We sometimes forget how important it is to understand what someone is saying. We enter the house and talk Afrikaans and we know the reaction will be in Afrikaans. At the workplace or in the shop someone is speaking English and we understand what is being said without even thinking twice about it. But what if you find yourself in a foreign country where English isn’t usually spoken and Afrikaans not spoken at all? Then you merely stutter through a broken “parlez vous anglaise?” or “tu habla ingles” until you find someone that can signal you in the right direction in broken English. It is already a challenge during an overseas holiday to find your way through the country with a mixture between the strange language and broken English, but what if you happen to live there and are unable to speak the language?
To learn a new language takes time and hard work but you don’t have to listen to CD’s or read dictionaries for hours on end in an attempt to decipher the language.
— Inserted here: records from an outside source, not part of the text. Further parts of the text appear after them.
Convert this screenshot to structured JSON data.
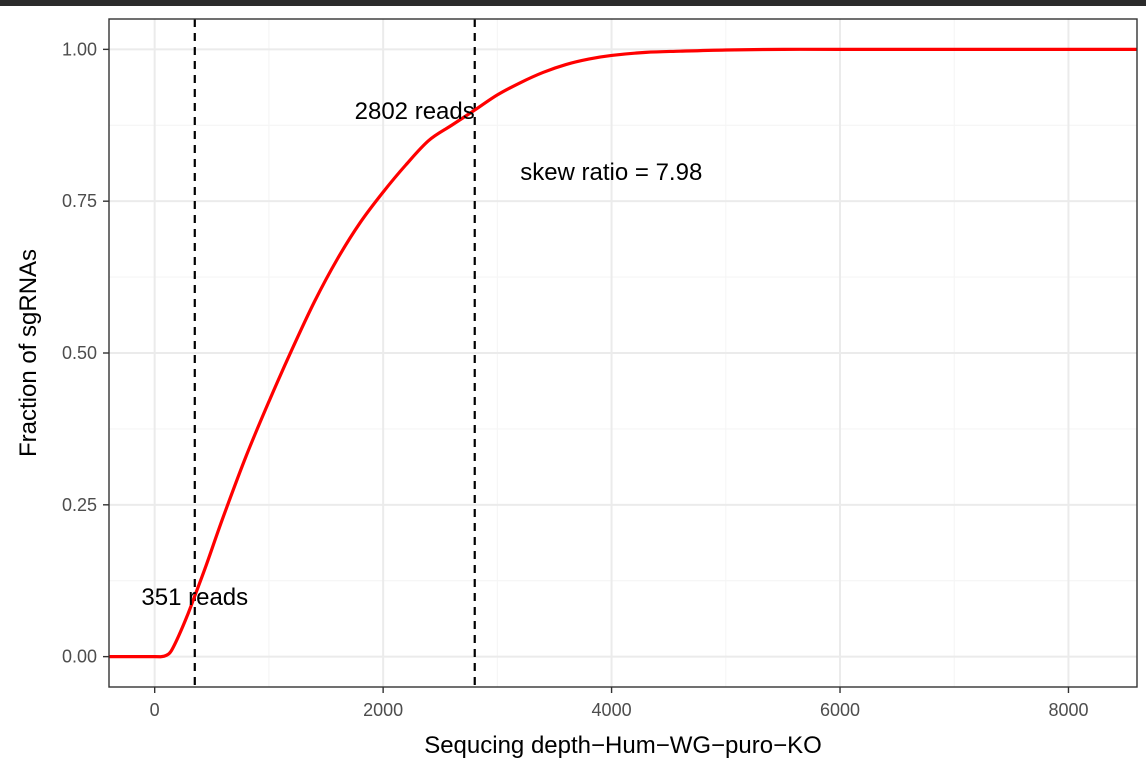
{
  "chart_data": {
    "type": "line",
    "xlabel": "Sequcing depth−Hum−WG−puro−KO",
    "ylabel": "Fraction of sgRNAs",
    "xlim": [
      -400,
      8600
    ],
    "ylim": [
      -0.05,
      1.05
    ],
    "x_ticks": [
      0,
      2000,
      4000,
      6000,
      8000
    ],
    "x_tick_labels": [
      "0",
      "2000",
      "4000",
      "6000",
      "8000"
    ],
    "y_ticks": [
      0,
      0.25,
      0.5,
      0.75,
      1.0
    ],
    "y_tick_labels": [
      "0.00",
      "0.25",
      "0.50",
      "0.75",
      "1.00"
    ],
    "grid": true,
    "series": [
      {
        "color": "#ff0000",
        "x": [
          -400,
          0,
          60,
          100,
          140,
          200,
          280,
          351,
          450,
          600,
          800,
          1000,
          1200,
          1400,
          1600,
          1800,
          2000,
          2200,
          2400,
          2600,
          2802,
          3000,
          3200,
          3400,
          3600,
          3800,
          4000,
          4300,
          4600,
          5000,
          5500,
          6000,
          7000,
          8000,
          8600
        ],
        "y": [
          0.0,
          0.0,
          0.0,
          0.002,
          0.008,
          0.03,
          0.065,
          0.1,
          0.15,
          0.23,
          0.33,
          0.42,
          0.505,
          0.585,
          0.655,
          0.715,
          0.765,
          0.81,
          0.85,
          0.875,
          0.9,
          0.925,
          0.945,
          0.962,
          0.975,
          0.984,
          0.99,
          0.995,
          0.997,
          0.999,
          1.0,
          1.0,
          1.0,
          1.0,
          1.0
        ]
      }
    ],
    "vlines": [
      351,
      2802
    ],
    "annotations": [
      {
        "text": "2802 reads",
        "x": 2802,
        "y": 0.9,
        "anchor": "end"
      },
      {
        "text": "351 reads",
        "x": 351,
        "y": 0.1,
        "anchor": "middle"
      },
      {
        "text": "skew ratio = 7.98",
        "x": 3200,
        "y": 0.8,
        "anchor": "start"
      }
    ]
  },
  "colors": {
    "line": "#ff0000",
    "panel_border": "#333333",
    "grid_major": "#ebebeb",
    "grid_minor": "#f5f5f5",
    "top_bar": "#2b2b2b"
  }
}
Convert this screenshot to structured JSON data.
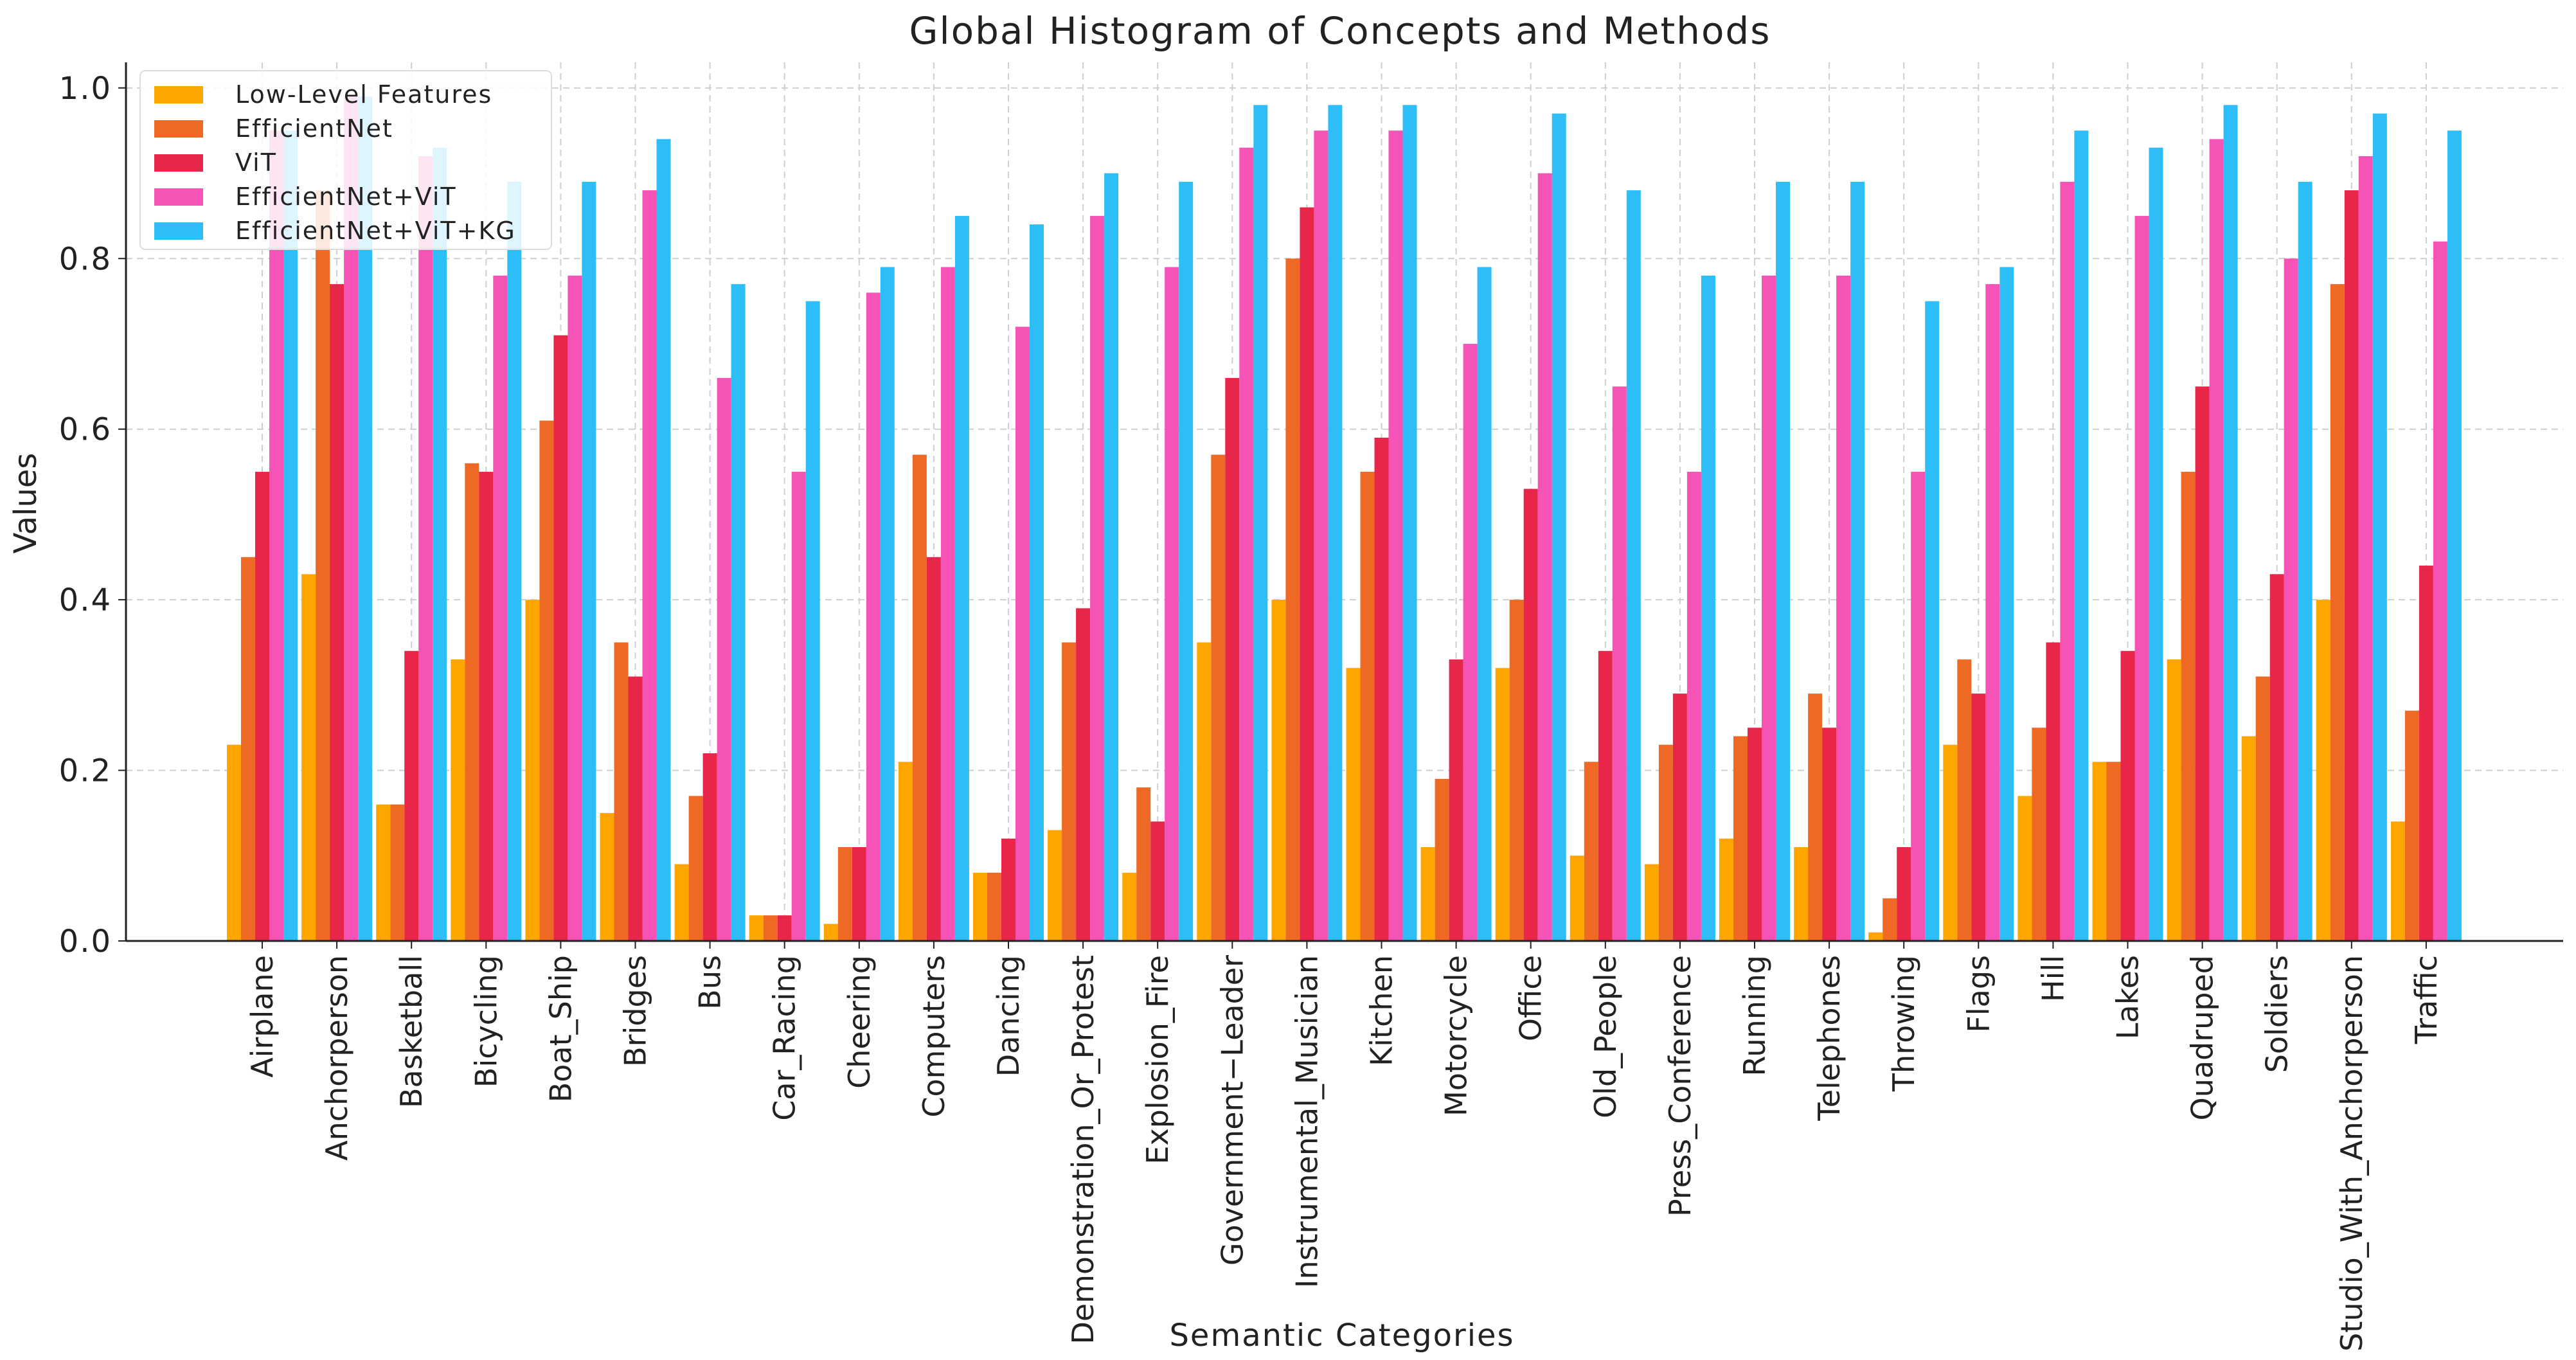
{
  "chart_data": {
    "type": "bar",
    "title": "Global Histogram of Concepts and Methods",
    "xlabel": "Semantic Categories",
    "ylabel": "Values",
    "ylim": [
      0,
      1.03
    ],
    "yticks": [
      0.0,
      0.2,
      0.4,
      0.6,
      0.8,
      1.0
    ],
    "ytick_labels": [
      "0.0",
      "0.2",
      "0.4",
      "0.6",
      "0.8",
      "1.0"
    ],
    "grid": true,
    "legend_position": "top-left",
    "categories": [
      "Airplane",
      "Anchorperson",
      "Basketball",
      "Bicycling",
      "Boat_Ship",
      "Bridges",
      "Bus",
      "Car_Racing",
      "Cheering",
      "Computers",
      "Dancing",
      "Demonstration_Or_Protest",
      "Explosion_Fire",
      "Government−Leader",
      "Instrumental_Musician",
      "Kitchen",
      "Motorcycle",
      "Office",
      "Old_People",
      "Press_Conference",
      "Running",
      "Telephones",
      "Throwing",
      "Flags",
      "Hill",
      "Lakes",
      "Quadruped",
      "Soldiers",
      "Studio_With_Anchorperson",
      "Traffic"
    ],
    "series": [
      {
        "name": "Low-Level Features",
        "color": "#FFA500",
        "values": [
          0.23,
          0.43,
          0.16,
          0.33,
          0.4,
          0.15,
          0.09,
          0.03,
          0.02,
          0.21,
          0.08,
          0.13,
          0.08,
          0.35,
          0.4,
          0.32,
          0.11,
          0.32,
          0.1,
          0.09,
          0.12,
          0.11,
          0.01,
          0.23,
          0.17,
          0.21,
          0.33,
          0.24,
          0.4,
          0.14
        ]
      },
      {
        "name": "EfficientNet",
        "color": "#EE6A24",
        "values": [
          0.45,
          0.88,
          0.16,
          0.56,
          0.61,
          0.35,
          0.17,
          0.03,
          0.11,
          0.57,
          0.08,
          0.35,
          0.18,
          0.57,
          0.8,
          0.55,
          0.19,
          0.4,
          0.21,
          0.23,
          0.24,
          0.29,
          0.05,
          0.33,
          0.25,
          0.21,
          0.55,
          0.31,
          0.77,
          0.27
        ]
      },
      {
        "name": "ViT",
        "color": "#E8264A",
        "values": [
          0.55,
          0.77,
          0.34,
          0.55,
          0.71,
          0.31,
          0.22,
          0.03,
          0.11,
          0.45,
          0.12,
          0.39,
          0.14,
          0.66,
          0.86,
          0.59,
          0.33,
          0.53,
          0.34,
          0.29,
          0.25,
          0.25,
          0.11,
          0.29,
          0.35,
          0.34,
          0.65,
          0.43,
          0.88,
          0.44
        ]
      },
      {
        "name": "EfficientNet+ViT",
        "color": "#F553B5",
        "values": [
          0.95,
          0.99,
          0.92,
          0.78,
          0.78,
          0.88,
          0.66,
          0.55,
          0.76,
          0.79,
          0.72,
          0.85,
          0.79,
          0.93,
          0.95,
          0.95,
          0.7,
          0.9,
          0.65,
          0.55,
          0.78,
          0.78,
          0.55,
          0.77,
          0.89,
          0.85,
          0.94,
          0.8,
          0.92,
          0.82
        ]
      },
      {
        "name": "EfficientNet+ViT+KG",
        "color": "#2DBEF7",
        "values": [
          0.95,
          0.99,
          0.93,
          0.89,
          0.89,
          0.94,
          0.77,
          0.75,
          0.79,
          0.85,
          0.84,
          0.9,
          0.89,
          0.98,
          0.98,
          0.98,
          0.79,
          0.97,
          0.88,
          0.78,
          0.89,
          0.89,
          0.75,
          0.79,
          0.95,
          0.93,
          0.98,
          0.89,
          0.97,
          0.95
        ]
      }
    ]
  }
}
We live in a wonder world filled with resources that make it easier to learn new things and to learn a new language has never been easier than now. Without further ado, here are my top tips to learn a new language.
Download an application
We kick off the list with the fastest way to get going with a new language – using your cell phone! There are plenty of applications that were created with the aim of making languages easy and accessible. The applications were created to easily fit into your schedule and need as little as five minutes per day to help you learn a couple of new words and phrases. The two best apps in this regard are Duolingo, which is free unless you choose the premium option, and Babbel, which offers the first lesson for free whereafter a monthly fee of R150 is payable. Duolingo is a great application that focuses more on vocabulary and learning informal language, while Babbel is more focused on getting you to speak the language as soon as possible.
Listening to music
One of the best ways to become comfortable with a language and learn the vocabulary in a more relaxed manner is by listening to music. The best genre for this is pop songs as they contain a lot of repetitions and include ballads that are slower. If you are learning French, then someone like Carla Bruni is a good option and for Dutch, artists such as Guus Meeuwis, Nick & Simon and Kenny B will be of great help. Practise to sing along and read the translations of the lyrics so that you can get an idea of what you are singing. Singing along will not only help to expand your vocabulary, but also to master the pronunciation.
Speak the language
This tip is naturally easier for people who are surrounded by the language that they want to learn. It is also easier said than done, because we as people are generally a bit scared to humiliate ourselves. Acting with lots of self-confidence and displaying your best accent and hard trained vocabulary, just to later realise that you said something completely different to what you intended to say, is enough to make anyone wish that the earth opens up and swallows them there and then. But it is part of the learning process. Get a colleague or friend that speaks the language and ask them to help you practise your language skills. In future talk with each other in the language and don’t hesitate to ask for help when you are struggling.
Get a pen pal (or email pal)
There are various websites that offer those people who like to write letters – or to type emails – a platform to not only find a pen pal, but also someone who can help you learn a foreign language and in exchange who you can help learn Afrikaans or English. My Language Exchange is a good starting point if this option sounds appealing to you. If you write letters you can even expect to receive cute gifts such as stickers or badges from across the world as a bonus!
Practise, practise, practise
Like anything else that needs to be mastered, the secret to learning a new language also lies in the practise thereof. You need to be willing to put in the time to learn a new language. If you are desperate to learn a new language as quickly as possible within a certain timeframe, then it might be a good idea to pay a visit to an embassy and enquire about the possibility of extra classes. The Korean embassy, for example, offers courses for beginners, as well as advanced courses in Korean.
Learning a new language is an adventure and can open up a new world for you. It will sometimes be frustrating and sometimes you won’t be in the mood to practise, but once you start understanding the language it is the best feeling ever. Enjoy every moment!